After the game, the father and son shared a long embrace on the field at Caesars Superdome in Alabama. “I’ve cried twice dealing with him — well, two days, I guess you could say,” Averion Hurt told KPRC-TV in Houston. “First game against USC when he was at Bama (a 52-6 victory for the Crimson Tide), because all the people had doubted him, and for some reason, soaking in the moment pregame (at the Super Bowl). You know, maybe my allergies kicked in, so my eyes watered.
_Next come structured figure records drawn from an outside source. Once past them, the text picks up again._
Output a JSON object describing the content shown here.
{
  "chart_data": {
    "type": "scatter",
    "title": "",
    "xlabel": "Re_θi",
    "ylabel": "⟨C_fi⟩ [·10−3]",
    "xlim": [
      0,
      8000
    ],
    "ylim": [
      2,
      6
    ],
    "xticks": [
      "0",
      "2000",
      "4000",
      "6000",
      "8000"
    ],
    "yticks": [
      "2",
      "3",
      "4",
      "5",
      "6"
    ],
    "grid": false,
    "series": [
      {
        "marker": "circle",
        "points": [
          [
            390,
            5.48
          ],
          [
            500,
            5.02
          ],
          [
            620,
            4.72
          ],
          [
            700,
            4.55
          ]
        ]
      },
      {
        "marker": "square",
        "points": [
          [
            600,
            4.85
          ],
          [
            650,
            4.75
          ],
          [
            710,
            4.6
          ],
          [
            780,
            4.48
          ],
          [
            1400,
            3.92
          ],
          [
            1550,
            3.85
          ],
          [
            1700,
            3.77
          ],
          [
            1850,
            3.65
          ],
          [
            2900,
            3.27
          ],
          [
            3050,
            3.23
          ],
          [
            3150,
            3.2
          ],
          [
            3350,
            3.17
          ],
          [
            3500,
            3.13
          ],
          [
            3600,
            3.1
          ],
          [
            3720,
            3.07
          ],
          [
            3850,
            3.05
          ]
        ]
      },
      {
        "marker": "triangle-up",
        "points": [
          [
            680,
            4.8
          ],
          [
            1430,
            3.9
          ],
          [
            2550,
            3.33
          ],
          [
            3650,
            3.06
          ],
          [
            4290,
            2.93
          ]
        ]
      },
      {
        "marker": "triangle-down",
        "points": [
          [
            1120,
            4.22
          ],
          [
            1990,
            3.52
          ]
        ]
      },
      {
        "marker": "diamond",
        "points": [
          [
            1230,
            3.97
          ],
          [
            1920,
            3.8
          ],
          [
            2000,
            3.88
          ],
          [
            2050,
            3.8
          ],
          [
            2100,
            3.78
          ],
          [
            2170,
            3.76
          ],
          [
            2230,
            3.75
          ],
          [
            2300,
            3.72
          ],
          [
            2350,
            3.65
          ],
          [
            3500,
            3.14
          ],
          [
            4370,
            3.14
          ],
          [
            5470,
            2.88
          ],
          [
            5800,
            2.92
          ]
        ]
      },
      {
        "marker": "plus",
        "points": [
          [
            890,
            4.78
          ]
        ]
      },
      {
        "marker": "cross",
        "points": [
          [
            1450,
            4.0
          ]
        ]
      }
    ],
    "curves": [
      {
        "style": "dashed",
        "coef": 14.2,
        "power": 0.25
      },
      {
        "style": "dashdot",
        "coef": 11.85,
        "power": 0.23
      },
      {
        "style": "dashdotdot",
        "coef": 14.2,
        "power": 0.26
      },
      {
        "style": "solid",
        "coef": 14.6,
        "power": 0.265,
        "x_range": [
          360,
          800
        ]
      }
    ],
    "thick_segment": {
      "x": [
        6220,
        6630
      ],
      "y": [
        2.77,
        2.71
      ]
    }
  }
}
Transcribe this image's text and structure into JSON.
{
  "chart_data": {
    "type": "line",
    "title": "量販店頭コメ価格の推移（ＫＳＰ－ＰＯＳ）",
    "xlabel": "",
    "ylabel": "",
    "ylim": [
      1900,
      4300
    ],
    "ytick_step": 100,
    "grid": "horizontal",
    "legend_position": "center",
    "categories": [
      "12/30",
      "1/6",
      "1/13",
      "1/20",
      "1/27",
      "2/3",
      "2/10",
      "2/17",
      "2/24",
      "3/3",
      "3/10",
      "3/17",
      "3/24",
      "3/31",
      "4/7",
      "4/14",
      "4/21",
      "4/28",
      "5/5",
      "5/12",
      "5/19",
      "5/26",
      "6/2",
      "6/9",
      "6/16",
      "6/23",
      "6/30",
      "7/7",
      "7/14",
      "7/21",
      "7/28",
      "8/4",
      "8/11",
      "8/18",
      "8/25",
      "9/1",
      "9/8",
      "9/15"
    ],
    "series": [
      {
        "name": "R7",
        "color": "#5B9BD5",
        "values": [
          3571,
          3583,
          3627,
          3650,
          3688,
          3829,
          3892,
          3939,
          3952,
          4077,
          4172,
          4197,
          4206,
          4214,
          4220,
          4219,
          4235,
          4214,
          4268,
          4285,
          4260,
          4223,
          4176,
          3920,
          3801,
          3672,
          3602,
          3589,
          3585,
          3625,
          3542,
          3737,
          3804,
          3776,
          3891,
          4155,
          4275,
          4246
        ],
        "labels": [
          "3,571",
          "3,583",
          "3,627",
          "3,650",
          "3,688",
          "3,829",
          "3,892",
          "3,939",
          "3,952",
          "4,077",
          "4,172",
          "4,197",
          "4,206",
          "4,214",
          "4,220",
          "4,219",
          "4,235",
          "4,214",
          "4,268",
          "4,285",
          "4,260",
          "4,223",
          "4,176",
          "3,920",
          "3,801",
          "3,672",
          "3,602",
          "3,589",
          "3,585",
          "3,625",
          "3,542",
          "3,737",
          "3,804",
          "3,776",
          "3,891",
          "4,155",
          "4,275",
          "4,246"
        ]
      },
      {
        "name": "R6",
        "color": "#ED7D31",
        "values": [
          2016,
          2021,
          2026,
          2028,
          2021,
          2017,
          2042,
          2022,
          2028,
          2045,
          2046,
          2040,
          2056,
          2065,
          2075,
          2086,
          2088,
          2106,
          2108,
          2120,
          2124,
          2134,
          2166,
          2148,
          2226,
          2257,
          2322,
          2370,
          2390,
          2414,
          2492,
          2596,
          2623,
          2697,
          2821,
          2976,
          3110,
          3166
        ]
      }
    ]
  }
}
“But after the game, just in that moment, because I understand what it means to him and how hard he works. And I know that he really wanted his parents to be able to sit there and enjoy that. And when you say in a father-son situation, the dynamic when you coached him and you’ve been through all this, it’s, I mean, it’s just a blessing. I’m just happy for him. … “He’s kind of like me a lot, so it’s not really — we don’t display it as much as we should and we do. But that was a beautiful moment. And I’m sitting there like, ‘OK, now the world is seeing me out here. Now they’re going to see me crying. They see my sensitive side.’ So it was cool.”
Averion Hurts coached his son at Channelview High School in Texas. “It’s been a few moments he’s cried over my career — a few, a few — and just the joy,” the Eagles quarterback said during a post-Super Bowl LIX appearance on NBC’s “Today” Show. “The joy that it brought on, that means everything to you because you know that that’s a man that was along your side throughout every phase of the journey and has endured some of those things as well. And so I’m so appreciative of him and what this journey has been for us.”
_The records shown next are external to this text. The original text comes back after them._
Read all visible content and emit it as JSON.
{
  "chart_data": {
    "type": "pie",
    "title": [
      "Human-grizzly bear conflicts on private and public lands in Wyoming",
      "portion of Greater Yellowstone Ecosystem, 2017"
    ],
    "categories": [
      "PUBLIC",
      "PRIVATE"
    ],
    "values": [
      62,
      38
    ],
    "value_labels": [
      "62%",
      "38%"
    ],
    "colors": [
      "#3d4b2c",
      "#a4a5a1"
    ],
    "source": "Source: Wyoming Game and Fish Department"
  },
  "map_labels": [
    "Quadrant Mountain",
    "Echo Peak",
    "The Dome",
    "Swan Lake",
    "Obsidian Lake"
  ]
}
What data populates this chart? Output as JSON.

Hurts and the Eagles won the NFL championship for the 2024 season in Super Bowl LIX after losing to Kansas City 38-35 when they squared off in Super Bowl LVII, the championship game for the 2022 campaign. “I’m just so happy for him and his teammates,” Averion Hurts said, “because, like, I would tell people, my thing is I know how hard he works at it, and so I want him to get out of it what he puts into it. And so it’s just such a blessing.
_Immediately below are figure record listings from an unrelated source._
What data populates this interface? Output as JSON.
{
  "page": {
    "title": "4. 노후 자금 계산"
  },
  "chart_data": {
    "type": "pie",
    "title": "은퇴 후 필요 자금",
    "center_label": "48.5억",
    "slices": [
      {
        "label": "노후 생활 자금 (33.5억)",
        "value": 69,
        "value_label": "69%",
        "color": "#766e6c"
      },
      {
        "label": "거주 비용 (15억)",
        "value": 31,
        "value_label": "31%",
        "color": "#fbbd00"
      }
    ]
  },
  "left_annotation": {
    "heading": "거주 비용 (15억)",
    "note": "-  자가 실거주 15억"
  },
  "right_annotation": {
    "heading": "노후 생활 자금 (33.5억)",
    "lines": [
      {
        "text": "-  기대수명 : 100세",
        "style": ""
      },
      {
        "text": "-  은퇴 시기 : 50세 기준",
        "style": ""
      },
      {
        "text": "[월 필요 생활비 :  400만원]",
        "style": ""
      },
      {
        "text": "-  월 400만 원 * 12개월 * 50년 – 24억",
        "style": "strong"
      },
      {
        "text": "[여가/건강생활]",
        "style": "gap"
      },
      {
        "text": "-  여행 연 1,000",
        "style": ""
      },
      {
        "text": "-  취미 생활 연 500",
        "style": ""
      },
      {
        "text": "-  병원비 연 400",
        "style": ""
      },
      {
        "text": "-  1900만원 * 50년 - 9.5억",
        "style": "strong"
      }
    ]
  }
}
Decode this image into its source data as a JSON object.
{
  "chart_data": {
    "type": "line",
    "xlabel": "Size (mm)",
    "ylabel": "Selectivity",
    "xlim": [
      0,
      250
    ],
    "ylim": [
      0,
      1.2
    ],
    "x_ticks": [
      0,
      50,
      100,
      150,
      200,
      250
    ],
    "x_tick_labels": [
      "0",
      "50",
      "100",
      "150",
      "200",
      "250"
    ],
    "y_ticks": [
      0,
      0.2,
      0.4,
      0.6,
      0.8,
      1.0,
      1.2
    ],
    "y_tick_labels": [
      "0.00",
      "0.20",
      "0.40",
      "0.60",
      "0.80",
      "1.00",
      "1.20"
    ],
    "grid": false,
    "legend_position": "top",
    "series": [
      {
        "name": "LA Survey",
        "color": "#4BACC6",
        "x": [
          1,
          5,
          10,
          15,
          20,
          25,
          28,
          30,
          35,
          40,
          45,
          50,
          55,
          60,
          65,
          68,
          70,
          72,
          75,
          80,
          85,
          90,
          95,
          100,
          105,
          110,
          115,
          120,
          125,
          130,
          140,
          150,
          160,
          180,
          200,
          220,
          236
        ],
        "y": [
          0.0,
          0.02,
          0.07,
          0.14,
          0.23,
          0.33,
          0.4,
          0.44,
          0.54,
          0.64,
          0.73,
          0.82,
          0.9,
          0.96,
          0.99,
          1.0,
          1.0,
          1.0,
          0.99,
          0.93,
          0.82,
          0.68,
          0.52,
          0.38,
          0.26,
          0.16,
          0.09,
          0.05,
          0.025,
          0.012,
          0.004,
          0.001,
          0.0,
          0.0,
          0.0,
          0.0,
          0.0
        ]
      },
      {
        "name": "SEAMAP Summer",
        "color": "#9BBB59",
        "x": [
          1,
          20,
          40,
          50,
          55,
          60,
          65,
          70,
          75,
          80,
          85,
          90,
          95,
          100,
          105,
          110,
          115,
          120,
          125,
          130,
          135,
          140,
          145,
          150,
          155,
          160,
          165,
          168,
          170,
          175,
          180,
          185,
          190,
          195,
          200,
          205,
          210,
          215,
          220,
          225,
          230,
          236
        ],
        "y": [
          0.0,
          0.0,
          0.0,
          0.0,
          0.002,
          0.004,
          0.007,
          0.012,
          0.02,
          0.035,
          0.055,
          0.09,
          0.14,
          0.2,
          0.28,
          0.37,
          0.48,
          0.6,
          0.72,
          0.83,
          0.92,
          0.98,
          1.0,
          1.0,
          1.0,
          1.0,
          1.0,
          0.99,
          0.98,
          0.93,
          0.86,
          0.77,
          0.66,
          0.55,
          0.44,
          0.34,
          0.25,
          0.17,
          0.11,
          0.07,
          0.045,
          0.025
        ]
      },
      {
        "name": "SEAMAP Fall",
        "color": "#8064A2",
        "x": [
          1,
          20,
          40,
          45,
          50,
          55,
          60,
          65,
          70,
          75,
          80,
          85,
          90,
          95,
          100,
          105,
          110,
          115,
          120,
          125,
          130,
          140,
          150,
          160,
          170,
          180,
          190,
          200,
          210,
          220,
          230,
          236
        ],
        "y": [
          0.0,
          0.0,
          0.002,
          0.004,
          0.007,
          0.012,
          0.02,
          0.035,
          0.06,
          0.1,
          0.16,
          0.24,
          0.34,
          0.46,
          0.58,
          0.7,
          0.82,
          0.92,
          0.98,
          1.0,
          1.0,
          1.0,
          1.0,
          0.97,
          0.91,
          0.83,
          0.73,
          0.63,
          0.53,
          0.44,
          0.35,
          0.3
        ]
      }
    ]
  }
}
“And also, you know, I remember how he felt two years ago. And so the opportunity to come back two years later, I mean, it’s awesome — you know, divine intervention, I don’t know. But I’m just happy for him.” Averion Hurts also is happy for Channelview, Texas. “I’m happy for the community,” Hurts said, “and all those people that supported him and that support us and understand that when we say you can get anywhere in the world from Channelview High School, you can. You can get anywhere.”